Tab.2 FMF specifications |
| optical properties | |
|---|---|
| numerical aperture | 0.13±0.02 |
| attenuation/(dB·km−1) | @ 1550 nm≤0.23 |
| profile type | step index (Ge doped) |
| support modes | LP01, LP11 |
| dispersion/(ps·km−1·nm−1) | LP01<22.0 ps/(nm·km) LP11<22.0 ps/(nm·km) |
| geometry properties | |
| 1550 nm mode field diameter/µm | 8.2±3 |
| cladding diameter/µm | 125±2 |
| coating diameter/µm | 245±7 |
| coating/buffer specification | |
| core material | Ge-doped |
| cladding material | silica |
| polymer coating | UV resin |
The signals coupled randomly among the three spatial modes in FMF transmission. Inter-symbol interference (ISI) is introduced during FMF transmission as the LP01 and LP11 modes propagated with different group velocities. The ISI is removed through CP in OFDM transmission. We analyzed the mode coupling in 1 km FMF using single-carrier QPSK sequence, which is also transmitted before payload symbols for time synchronization in OFDM systems. The differential group delay (DGD) induced by mode dispersion can be identified by correlating the received QPSK sequence with the transmitted one. As shown in Fig. 2(a), 6 strong peaks are observed, which correspond to the delay of six modes (three spatial modes with two polarization states) at the transmitter side (512+ 512/8= 576). As shown in Fig. 2(a), each mode has three peaks with an interval of 30 and 5 symbols in Fig. 2(b), which are induced by DGD among the three spatial modes. The sampling rate of QPSK signal is 12 GSa/s in the system identification. Therefore, the DGD after 1 km FMF is about 2500 (1/12-GSa/s × 30= 2500 ps) to 2900 (1/12-GSa/s × 35= 2916 ps) ps between LP01 and LP11 modes and coincides with the parameters in FMF design (~2.91 ps/m).
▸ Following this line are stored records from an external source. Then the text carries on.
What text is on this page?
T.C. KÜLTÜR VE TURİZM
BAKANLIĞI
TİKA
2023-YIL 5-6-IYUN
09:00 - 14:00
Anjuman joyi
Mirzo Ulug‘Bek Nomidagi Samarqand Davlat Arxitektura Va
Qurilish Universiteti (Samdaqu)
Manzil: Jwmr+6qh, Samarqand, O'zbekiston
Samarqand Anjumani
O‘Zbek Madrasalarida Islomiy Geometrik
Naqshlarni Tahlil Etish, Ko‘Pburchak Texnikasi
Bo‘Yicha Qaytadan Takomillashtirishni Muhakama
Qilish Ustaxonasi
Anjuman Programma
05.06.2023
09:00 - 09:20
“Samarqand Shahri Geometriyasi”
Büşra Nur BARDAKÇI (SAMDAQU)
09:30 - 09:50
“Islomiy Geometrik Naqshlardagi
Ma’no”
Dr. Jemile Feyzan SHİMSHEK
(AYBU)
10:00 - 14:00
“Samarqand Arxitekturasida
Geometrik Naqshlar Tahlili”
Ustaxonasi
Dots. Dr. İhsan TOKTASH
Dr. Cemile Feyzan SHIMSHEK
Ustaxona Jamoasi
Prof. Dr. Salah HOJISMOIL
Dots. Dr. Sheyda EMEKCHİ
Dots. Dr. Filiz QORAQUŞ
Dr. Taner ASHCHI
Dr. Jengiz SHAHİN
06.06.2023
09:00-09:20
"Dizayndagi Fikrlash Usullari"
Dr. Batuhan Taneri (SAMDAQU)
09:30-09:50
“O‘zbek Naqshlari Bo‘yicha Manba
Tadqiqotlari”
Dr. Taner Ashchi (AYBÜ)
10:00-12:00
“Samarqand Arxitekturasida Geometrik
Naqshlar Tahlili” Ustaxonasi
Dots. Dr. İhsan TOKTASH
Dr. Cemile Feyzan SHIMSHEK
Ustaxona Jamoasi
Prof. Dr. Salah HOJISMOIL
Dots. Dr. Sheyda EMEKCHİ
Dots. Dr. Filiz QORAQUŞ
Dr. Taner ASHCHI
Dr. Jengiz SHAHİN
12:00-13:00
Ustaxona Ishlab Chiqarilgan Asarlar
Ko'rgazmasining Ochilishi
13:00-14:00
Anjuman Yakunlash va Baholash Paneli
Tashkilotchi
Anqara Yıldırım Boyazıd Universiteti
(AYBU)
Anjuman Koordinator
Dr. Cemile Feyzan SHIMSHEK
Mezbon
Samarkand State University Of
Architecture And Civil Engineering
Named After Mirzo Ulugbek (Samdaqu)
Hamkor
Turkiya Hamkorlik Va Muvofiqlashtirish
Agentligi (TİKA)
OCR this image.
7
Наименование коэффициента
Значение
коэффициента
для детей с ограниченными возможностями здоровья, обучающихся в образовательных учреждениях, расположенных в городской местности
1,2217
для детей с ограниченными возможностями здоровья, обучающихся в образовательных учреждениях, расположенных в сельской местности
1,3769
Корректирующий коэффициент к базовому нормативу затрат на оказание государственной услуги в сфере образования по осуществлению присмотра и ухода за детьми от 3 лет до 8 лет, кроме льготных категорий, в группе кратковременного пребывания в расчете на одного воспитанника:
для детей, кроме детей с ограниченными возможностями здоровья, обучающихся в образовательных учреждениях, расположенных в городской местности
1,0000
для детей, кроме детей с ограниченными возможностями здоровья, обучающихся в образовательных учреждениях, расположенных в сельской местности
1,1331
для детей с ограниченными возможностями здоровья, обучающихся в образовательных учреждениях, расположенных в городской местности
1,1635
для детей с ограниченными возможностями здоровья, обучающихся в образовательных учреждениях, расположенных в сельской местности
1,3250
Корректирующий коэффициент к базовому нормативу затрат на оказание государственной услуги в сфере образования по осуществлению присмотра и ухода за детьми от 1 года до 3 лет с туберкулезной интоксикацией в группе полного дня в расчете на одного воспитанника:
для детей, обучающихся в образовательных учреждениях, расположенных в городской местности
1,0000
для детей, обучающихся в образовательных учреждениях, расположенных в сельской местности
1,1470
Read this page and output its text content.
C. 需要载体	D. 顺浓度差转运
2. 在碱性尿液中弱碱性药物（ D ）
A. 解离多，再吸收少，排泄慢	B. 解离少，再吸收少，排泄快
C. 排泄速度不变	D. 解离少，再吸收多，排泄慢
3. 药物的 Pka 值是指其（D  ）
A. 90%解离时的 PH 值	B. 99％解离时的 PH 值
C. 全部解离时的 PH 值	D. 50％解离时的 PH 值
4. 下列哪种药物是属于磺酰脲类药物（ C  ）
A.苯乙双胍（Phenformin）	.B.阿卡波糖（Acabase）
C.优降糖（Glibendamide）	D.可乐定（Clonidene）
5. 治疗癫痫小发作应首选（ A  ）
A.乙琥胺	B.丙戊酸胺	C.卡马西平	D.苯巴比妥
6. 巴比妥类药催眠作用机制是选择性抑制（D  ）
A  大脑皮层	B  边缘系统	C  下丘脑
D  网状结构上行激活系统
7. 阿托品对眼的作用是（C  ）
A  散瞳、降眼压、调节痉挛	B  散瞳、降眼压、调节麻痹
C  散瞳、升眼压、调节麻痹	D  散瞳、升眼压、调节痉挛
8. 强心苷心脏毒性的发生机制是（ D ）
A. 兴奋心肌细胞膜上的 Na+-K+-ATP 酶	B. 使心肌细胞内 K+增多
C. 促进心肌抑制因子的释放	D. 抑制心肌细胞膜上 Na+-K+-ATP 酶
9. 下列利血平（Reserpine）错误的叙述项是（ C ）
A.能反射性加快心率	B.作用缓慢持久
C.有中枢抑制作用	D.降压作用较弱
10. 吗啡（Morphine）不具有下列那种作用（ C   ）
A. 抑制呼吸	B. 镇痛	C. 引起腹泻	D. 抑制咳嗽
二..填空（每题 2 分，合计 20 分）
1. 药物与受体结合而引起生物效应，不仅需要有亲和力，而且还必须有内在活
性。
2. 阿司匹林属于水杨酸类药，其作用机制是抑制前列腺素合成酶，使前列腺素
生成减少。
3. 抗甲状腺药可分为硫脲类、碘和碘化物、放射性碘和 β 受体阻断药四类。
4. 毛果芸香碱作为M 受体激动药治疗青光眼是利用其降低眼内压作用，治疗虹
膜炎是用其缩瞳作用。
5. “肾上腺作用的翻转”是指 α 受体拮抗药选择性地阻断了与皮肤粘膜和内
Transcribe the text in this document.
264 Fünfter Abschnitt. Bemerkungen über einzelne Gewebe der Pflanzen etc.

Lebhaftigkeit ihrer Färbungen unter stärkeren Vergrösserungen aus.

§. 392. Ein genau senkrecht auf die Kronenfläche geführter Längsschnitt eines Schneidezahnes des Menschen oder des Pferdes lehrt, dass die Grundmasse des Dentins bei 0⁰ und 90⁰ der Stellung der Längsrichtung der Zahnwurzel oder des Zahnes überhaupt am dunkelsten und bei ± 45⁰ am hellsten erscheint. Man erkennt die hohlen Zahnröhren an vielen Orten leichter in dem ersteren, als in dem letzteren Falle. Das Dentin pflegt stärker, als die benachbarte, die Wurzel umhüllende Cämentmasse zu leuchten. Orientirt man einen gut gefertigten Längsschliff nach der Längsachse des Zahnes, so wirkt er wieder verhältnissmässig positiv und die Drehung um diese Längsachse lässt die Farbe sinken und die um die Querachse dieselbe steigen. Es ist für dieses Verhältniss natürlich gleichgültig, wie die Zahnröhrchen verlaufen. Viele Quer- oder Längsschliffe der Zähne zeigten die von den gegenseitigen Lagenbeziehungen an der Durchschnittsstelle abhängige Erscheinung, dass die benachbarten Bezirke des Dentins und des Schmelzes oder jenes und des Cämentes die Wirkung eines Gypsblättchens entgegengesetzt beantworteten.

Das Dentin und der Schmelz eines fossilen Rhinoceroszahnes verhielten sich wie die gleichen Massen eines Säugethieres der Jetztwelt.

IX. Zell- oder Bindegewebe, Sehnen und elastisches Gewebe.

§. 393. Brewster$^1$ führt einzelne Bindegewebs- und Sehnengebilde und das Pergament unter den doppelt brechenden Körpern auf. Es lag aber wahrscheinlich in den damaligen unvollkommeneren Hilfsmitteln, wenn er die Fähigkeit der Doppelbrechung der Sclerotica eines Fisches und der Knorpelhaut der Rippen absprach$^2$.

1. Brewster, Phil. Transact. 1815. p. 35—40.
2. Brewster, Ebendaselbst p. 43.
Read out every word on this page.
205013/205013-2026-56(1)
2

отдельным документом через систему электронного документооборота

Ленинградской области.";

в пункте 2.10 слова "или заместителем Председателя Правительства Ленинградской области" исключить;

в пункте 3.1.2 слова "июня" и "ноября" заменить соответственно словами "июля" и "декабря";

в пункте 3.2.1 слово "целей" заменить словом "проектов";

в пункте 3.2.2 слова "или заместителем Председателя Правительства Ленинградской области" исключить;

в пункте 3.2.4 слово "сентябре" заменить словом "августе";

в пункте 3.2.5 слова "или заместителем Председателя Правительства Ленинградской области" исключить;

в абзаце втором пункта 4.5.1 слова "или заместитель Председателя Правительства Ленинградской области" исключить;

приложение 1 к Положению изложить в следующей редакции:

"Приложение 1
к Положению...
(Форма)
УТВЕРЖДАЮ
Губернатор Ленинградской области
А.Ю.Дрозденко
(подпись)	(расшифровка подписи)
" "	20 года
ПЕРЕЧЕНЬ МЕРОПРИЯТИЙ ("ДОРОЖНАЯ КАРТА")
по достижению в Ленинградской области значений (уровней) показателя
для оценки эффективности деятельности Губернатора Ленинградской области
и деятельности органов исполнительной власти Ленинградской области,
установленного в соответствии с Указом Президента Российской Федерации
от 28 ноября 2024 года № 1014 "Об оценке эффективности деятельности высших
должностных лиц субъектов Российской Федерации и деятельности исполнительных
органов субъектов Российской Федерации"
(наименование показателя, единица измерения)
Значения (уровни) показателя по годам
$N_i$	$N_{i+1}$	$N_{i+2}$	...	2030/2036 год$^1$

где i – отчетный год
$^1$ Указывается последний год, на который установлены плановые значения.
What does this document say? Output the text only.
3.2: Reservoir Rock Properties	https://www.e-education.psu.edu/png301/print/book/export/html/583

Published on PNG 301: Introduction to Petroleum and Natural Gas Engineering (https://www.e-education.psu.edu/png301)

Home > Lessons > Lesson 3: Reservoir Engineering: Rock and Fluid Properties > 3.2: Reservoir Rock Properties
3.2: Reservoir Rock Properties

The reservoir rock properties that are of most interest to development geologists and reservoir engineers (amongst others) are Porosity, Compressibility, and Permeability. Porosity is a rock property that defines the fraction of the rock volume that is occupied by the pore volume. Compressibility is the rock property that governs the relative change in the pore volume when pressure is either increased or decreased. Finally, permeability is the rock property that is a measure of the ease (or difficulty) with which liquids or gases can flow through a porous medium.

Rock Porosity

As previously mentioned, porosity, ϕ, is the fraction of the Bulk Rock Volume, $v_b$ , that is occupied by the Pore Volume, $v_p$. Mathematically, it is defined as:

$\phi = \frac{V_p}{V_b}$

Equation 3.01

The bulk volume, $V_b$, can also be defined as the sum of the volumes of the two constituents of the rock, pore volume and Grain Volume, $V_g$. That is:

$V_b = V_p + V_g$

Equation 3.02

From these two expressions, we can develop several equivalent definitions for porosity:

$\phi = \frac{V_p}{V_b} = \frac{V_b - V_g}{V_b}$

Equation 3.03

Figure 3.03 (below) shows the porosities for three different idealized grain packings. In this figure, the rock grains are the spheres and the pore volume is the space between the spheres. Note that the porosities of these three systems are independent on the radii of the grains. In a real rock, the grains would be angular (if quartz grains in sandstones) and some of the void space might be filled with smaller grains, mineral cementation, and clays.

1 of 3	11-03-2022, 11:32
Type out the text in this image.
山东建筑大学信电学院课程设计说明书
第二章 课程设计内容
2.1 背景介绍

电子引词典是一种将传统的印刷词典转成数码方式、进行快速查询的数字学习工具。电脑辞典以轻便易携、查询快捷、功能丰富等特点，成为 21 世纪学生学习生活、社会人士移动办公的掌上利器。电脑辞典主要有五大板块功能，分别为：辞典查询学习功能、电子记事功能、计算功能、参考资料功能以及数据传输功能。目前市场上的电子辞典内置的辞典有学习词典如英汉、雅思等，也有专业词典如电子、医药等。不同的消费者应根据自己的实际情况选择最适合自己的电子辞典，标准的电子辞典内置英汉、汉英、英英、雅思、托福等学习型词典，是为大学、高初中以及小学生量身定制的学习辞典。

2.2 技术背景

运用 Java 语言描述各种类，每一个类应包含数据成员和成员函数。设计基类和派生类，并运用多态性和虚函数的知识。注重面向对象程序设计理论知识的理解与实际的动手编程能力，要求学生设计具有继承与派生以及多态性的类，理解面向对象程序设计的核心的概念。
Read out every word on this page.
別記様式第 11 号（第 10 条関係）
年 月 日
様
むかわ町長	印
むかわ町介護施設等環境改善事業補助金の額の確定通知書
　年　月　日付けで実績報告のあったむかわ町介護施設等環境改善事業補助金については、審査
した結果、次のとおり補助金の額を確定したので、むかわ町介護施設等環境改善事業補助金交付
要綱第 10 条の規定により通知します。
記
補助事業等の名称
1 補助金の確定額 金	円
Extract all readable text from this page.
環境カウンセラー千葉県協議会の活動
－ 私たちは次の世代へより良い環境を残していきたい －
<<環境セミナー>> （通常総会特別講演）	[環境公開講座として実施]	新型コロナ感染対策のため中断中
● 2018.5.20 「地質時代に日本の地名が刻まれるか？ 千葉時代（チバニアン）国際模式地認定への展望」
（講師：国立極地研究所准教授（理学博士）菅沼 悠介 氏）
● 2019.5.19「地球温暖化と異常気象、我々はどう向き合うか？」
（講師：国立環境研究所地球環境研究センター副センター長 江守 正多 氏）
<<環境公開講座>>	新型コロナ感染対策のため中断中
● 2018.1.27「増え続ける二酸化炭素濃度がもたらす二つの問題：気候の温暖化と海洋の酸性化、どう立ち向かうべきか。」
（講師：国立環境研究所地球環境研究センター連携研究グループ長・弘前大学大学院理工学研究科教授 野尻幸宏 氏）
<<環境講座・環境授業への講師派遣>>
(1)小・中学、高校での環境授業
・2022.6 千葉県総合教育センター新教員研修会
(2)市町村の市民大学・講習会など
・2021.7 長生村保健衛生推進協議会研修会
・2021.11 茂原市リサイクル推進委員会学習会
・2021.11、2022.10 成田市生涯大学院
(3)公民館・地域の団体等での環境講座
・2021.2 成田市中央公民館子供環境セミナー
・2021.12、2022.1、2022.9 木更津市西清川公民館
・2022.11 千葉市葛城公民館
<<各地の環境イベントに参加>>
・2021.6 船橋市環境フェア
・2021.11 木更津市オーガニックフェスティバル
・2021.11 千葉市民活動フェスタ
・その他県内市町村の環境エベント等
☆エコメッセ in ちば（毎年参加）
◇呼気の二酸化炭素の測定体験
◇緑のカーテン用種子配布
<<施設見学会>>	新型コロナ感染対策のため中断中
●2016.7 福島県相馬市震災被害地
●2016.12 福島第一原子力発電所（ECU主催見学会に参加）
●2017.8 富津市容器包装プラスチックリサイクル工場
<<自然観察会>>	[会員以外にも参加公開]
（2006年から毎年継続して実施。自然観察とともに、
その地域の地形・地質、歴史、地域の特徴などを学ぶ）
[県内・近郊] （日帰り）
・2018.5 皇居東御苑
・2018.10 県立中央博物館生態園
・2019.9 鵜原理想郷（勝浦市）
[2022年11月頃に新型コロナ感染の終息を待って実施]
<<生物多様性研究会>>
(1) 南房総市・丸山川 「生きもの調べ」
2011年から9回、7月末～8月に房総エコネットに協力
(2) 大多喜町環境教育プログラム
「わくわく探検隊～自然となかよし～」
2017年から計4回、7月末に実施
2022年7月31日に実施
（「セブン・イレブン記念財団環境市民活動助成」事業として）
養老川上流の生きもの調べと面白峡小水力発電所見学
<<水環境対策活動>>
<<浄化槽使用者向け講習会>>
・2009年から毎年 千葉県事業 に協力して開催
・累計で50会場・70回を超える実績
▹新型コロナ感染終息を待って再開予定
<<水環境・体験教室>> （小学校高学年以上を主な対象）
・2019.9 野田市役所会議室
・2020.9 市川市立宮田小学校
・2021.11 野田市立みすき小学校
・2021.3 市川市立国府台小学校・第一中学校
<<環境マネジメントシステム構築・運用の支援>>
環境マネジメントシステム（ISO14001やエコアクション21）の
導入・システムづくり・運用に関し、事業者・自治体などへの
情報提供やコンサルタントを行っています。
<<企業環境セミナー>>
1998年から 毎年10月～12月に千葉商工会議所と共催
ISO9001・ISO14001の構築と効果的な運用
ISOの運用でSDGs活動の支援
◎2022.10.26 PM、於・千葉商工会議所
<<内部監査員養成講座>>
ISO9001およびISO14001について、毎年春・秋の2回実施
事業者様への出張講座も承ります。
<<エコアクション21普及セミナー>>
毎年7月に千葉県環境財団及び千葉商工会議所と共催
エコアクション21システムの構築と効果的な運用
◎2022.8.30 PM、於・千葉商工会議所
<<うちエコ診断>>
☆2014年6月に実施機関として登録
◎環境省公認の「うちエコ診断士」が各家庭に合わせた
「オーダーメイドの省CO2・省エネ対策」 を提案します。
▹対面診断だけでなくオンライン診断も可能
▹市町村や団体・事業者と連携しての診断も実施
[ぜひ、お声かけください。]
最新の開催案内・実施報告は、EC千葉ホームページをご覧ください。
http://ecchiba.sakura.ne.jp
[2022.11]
The CP length of 64 is sufficient to avoid ISI induced by mode dispersion in this experiment.
Receivers
The signal is sent into a mode de-multiplexer after FMF transmission. The three outputs of the mode de-multiplexer are all amplified by single-mode EDFAs (SM-EDFAs). The optical spectrum of the first output is shown in the inset of (b) in Fig. 1. After amplification, all the three outputs are all filtered out using a 10 GHz tunable optical filter. Therefore, the 8.15625 GHz OFDM sub-bands of interest in the three outputs are selected by the filters. Another ECL is used as local oscillator at the receiver side, which is also power-split into three streams. The three signals after the optical filters and LO are sent into three ICRs. All the receivers connected to the same 50 G-sample digital sampling scope (DPO in Fig. 1). The delays between the scopes and signals were carefully synchronized before measurement. The samples obtained from the scopes were processed offline using 6±6 MIMO-OFDM DSP algorithm. Consequently, the SE within each channel is 3 × 178.125 Gb/s × 1/25 GHz= 21.375 bits/Hz after 20% forward error correction (FEC) threshold.
The offline DSP processing is required at the transmitter and receiver sides. The DSP processing at the OFDM transmitter are shown in Fig. 3(a), which is the same as the conventional DFTS OFDM signal generation. The offline DSP processing steps at the OFDM receiver shown in Fig. 3(b) are based on 6 × 6 MIMO OFDM signal processing [ 16]. In contrast to previous approaches of using long-memory finite impulse response (FIR) filters for single-carrier system, the use of MIMO-OFDM has the advantage of simplicity in both channel estimation and equalization using one-tap equalizer. The training symbols (TSs) are designed based on conventional dual-polarization interleave TS scheme [ 17]. In the present experiment, six TSs are designed as one group, of which only the first time slot in the group is filled with 1 TS and the remaining five are empty.
Results and discussion
We first conducted BER versus OSNR performance measurement for PDM-DFTS-OFDM-32QAM signals at 1562.538 nm, which is shown in Fig. 4. The required OSNR for BER of 2 × 10−2 is 17.8 dB for 59.375 Gb/s (8.15625 GHz channel) PDM-DFTS-OFDM-32QAM signal in all three modes. We then performed the BER measurement for all 375 channels in three modes after 1 km FMF transmission; the result is shown in Fig. 5. All the tested BERs are under 20% FEC threshold (2.0 × 10−2). The constellations of the recovered signal of the three modes with two polarizations are also shown in the insets of Fig. 5.
Conclusion
In this experiment, we successfully demonstrated a 200 Tb/s (375 × 3 × 178.125 Gb/s) PDM-DFTS-OFDM-32QAM transmission over 1 km FMF at 25 GHz channel spacing. All the measured BERs are below 20% FEC threshold when the 6 × 6 MIMO-OFDM DSP technique is applied. The SE within each 25 GHz channel is as high as 21.375 bits/Hz.